An additive effect of moxifloxacin and drugs that prolong the QT interval such as cisapride, erythromycin, antipsychotics, and tricyclic antidepressants cannot be excluded, therefore Avelox should be used with caution when given concurrently with these drugs.

Avelox should be used with caution in patients with ongoing proarrhythmic conditions, such as clinically significant bradycardia, acute myocardial ischemia.

As the magnitude of the QT prolongation may increase with increasing concentrations of the drug, the recommended dose (400 mg) should not be exceeded. QT prolongation may lead to an increased risk for ventricular arrhythmias including torsades de pointes. No cardiovascular morbidity or mortality attributable to QTc prolongation occurred with Avelox treatment in clinical studies with more than 9000 patients, however certain predisposing conditions may increase the risk for ventricular arrhythmias.
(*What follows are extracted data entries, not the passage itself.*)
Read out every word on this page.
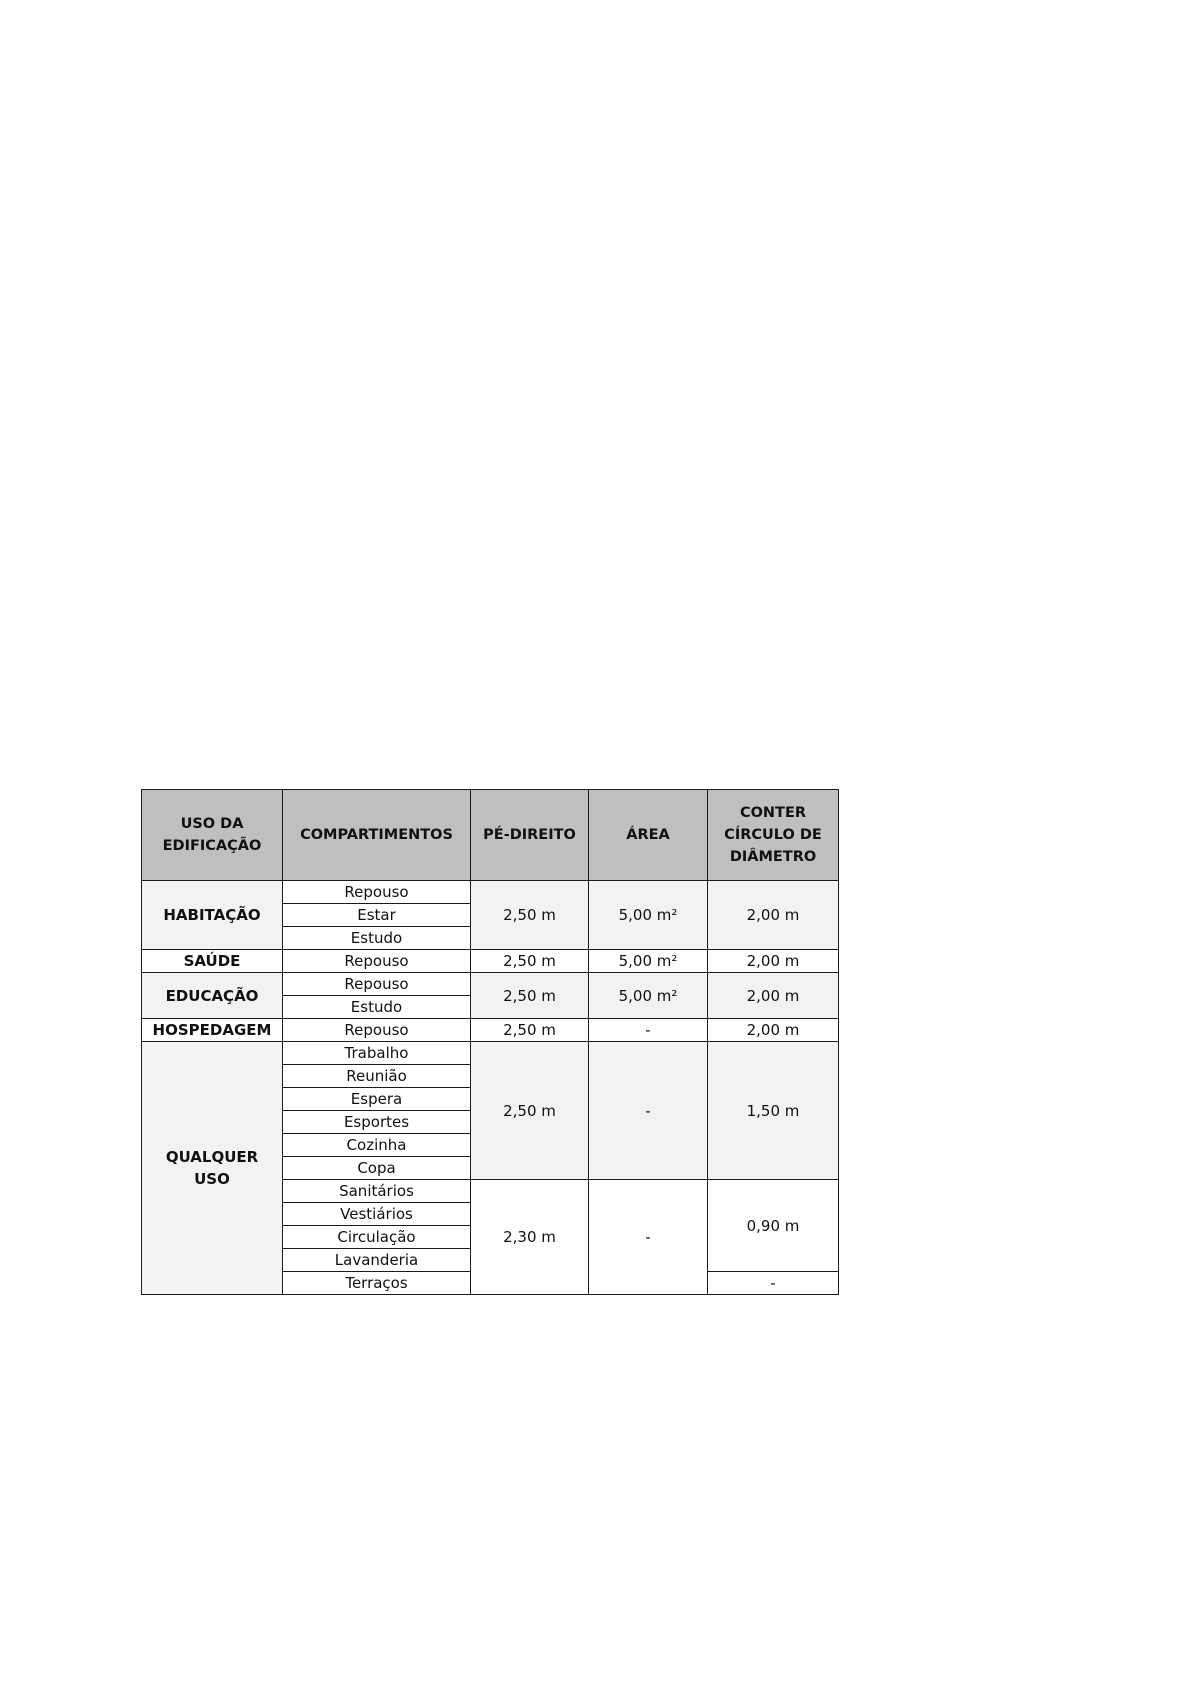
USO DA
EDIFICAÇÃO	COMPARTIMENTOS	PÉ-DIREITO	ÁREA	CONTER
CÍRCULO DE
DIÂMETRO

HABITAÇÃO	Repouso	2,50 m	5,00 m²	2,00 m
	Estar			
	Estudo			
SAÚDE	Repouso	2,50 m	5,00 m²	2,00 m
EDUCAÇÃO	Repouso	2,50 m	5,00 m²	2,00 m
	Estudo			
HOSPEDAGEM	Repouso	2,50 m	-	2,00 m

QUALQUER
USO	Trabalho	2,50 m	-	1,50 m
	Reunião			
	Espera			
	Esportes			
	Cozinha			
	Copa			
	Sanitários	2,30 m	-	0,90 m
	Vestiários			
	Circulação			
	Lavanderia			
	Terraços			-
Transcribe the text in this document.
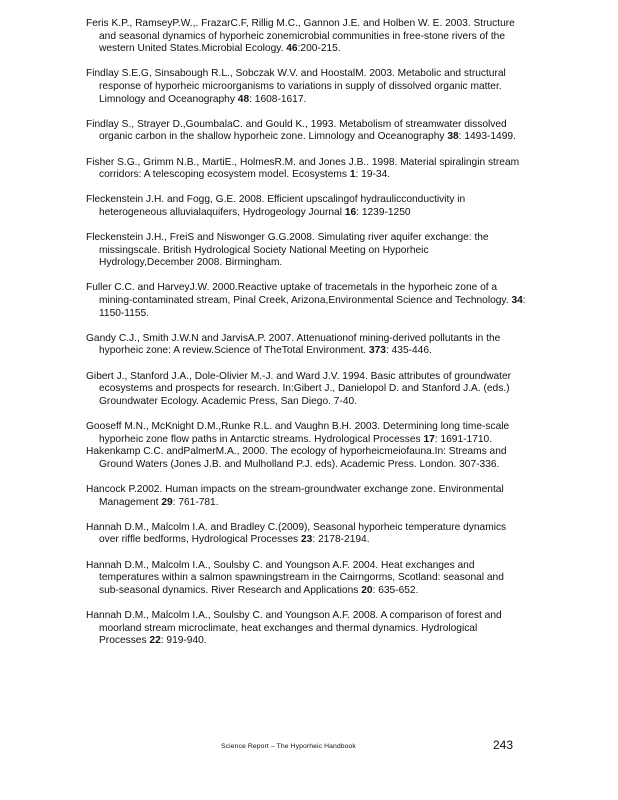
Feris K.P., RamseyP.W.,. FrazarC.F, Rillig M.C., Gannon J.E. and Holben W. E. 2003. Structure and seasonal dynamics of hyporheic zonemicrobial communities in free-stone rivers of the western United States.Microbial Ecology. 46:200-215.

Findlay S.E.G, Sinsabough R.L., Sobczak W.V. and HoostalM. 2003. Metabolic and structural response of hyporheic microorganisms to variations in supply of dissolved organic matter. Limnology and Oceanography 48: 1608-1617.

Findlay S., Strayer D.,GoumbalaC. and Gould K., 1993. Metabolism of streamwater dissolved organic carbon in the shallow hyporheic zone. Limnology and Oceanography 38: 1493-1499.

Fisher S.G., Grimm N.B., MartiE., HolmesR.M. and Jones J.B.. 1998. Material spiralingin stream corridors: A telescoping ecosystem model. Ecosystems 1: 19-34.

Fleckenstein J.H. and Fogg, G.E. 2008. Efficient upscalingof hydraulicconductivity in heterogeneous alluvialaquifers, Hydrogeology Journal 16: 1239-1250

Fleckenstein J.H., FreiS and Niswonger G.G.2008. Simulating river aquifer exchange: the missingscale. British Hydrological Society National Meeting on Hyporheic Hydrology,December 2008. Birmingham.

Fuller C.C. and HarveyJ.W. 2000.Reactive uptake of tracemetals in the hyporheic zone of a mining-contaminated stream, Pinal Creek, Arizona,Environmental Science and Technology. 34: 1150-1155.

Gandy C.J., Smith J.W.N and JarvisA.P. 2007. Attenuationof mining-derived pollutants in the hyporheic zone: A review.Science of TheTotal Environment. 373: 435-446.

Gibert J., Stanford J.A., Dole-Olivier M.-J. and Ward J.V. 1994. Basic attributes of groundwater ecosystems and prospects for research. In:Gibert J., Danielopol D. and Stanford J.A. (eds.) Groundwater Ecology. Academic Press, San Diego. 7-40.

Gooseff M.N., McKnight D.M.,Runke R.L. and Vaughn B.H. 2003. Determining long time-scale hyporheic zone flow paths in Antarctic streams. Hydrological Processes 17: 1691-1710.

Hakenkamp C.C. andPalmerM.A., 2000. The ecology of hyporheicmeiofauna.In: Streams and Ground Waters (Jones J.B. and Mulholland P.J. eds). Academic Press. London. 307-336.

Hancock P.2002. Human impacts on the stream-groundwater exchange zone. Environmental Management 29: 761-781.

Hannah D.M., Malcolm I.A. and Bradley C.(2009), Seasonal hyporheic temperature dynamics over riffle bedforms, Hydrological Processes 23: 2178-2194.

Hannah D.M., Malcolm I.A., Soulsby C. and Youngson A.F. 2004. Heat exchanges and temperatures within a salmon spawningstream in the Cairngorms, Scotland: seasonal and sub-seasonal dynamics. River Research and Applications 20: 635-652.

Hannah D.M., Malcolm I.A., Soulsby C. and Youngson A.F. 2008. A comparison of forest and moorland stream microclimate, heat exchanges and thermal dynamics. Hydrological Processes 22: 919-940.

Science Report – The Hyporheic Handbook	243
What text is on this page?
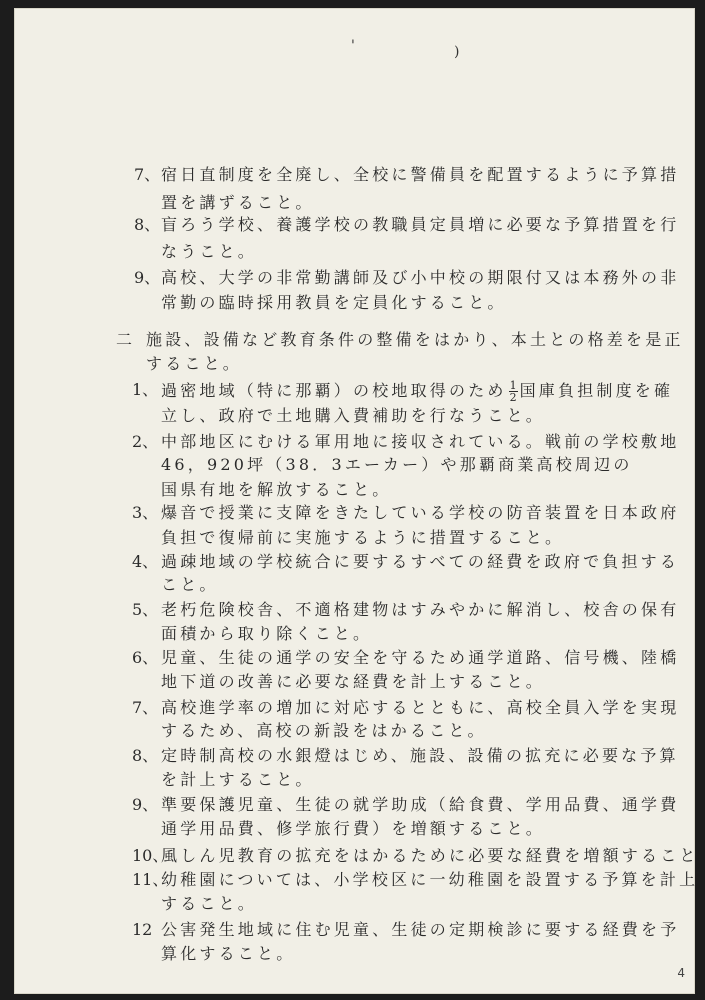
'	)
7、 宿日直制度を全廃し、全校に警備員を配置するように予算措
置を講ずること。
8、 盲ろう学校、養護学校の教職員定員増に必要な予算措置を行
なうこと。
9、 高校、大学の非常勤講師及び小中校の期限付又は本務外の非
常勤の臨時採用教員を定員化すること。
二 施設、設備など教育条件の整備をはかり、本土との格差を是正
すること。
1、 過密地域（特に那覇）の校地取得のため $\frac{1}{2}$ 国庫負担制度を確
立し、政府で土地購入費補助を行なうこと。
2、 中部地区にむける軍用地に接収されている。戦前の学校敷地
46，920坪（38．3エーカー）や那覇商業高校周辺の
国県有地を解放すること。
3、 爆音で授業に支障をきたしている学校の防音装置を日本政府
負担で復帰前に実施するように措置すること。
4、 過疎地域の学校統合に要するすべての経費を政府で負担する
こと。
5、 老朽危険校舎、不適格建物はすみやかに解消し、校舎の保有
面積から取り除くこと。
6、 児童、生徒の通学の安全を守るため通学道路、信号機、陸橋
地下道の改善に必要な経費を計上すること。
7、 高校進学率の増加に対応するとともに、高校全員入学を実現
するため、高校の新設をはかること。
8、 定時制高校の水銀燈はじめ、施設、設備の拡充に必要な予算
を計上すること。
9、 準要保護児童、生徒の就学助成（給食費、学用品費、通学費
通学用品費、修学旅行費）を増額すること。
10、
風しん児教育の拡充をはかるために必要な経費を増額すること
11、
幼稚園については、小学校区に一幼稚園を設置する予算を計上
すること。
12 公害発生地域に住む児童、生徒の定期検診に要する経費を予
算化すること。
4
Seizures may occur with quinolone therapy. Avelox should be used with caution in patients with known or suspected CNS disorders which may predispose to seizures or lower the seizure threshold.

Due to limited clinical data, the use of Avelox is not recommended in patients with severe hepatic impairment (Child Pugh C).

Tendon inflammation and rupture may occur with quinolone therapy including Avelox, particularly in elderly patients and those treated concurrently with corticosteroids. At the first sign of pain or inflammation, patients should discontinue treatment and rest the affected limb(s).

Pseudomembranous colitis has been reported with the use of broad-spectrum antibiotics including Avelox; therefore it is important to consider this diagnosis in patients who develop serious diarrhea in association with the use of Avelox. In this clinical situation adequate therapeutic measures should be initiated immediately.

Quinlones have been shown to cause photosensitivity reactions in patients. However, in specially designed preclinical and clinical studies photosensitivity has not been observed with Avelox. In addition, since first marketed there has been no clinical evidence that Avelox causes photosensitivity reactions. Nevertheless, patients should be advised to avoid extensive exposure to either UV irradiation or sunlight.

In some instances, the hypersensitivity and allergic reactions already occurred after the first administration. In such a situation the doctor should be informed immediately.

Anaphylactic reactions in very rare instances can progress to a life threatening shock, in some instances after the first admini- stration. In these cases, Avelox has to be discontinued and medical treatment (e.g. for shock) is required.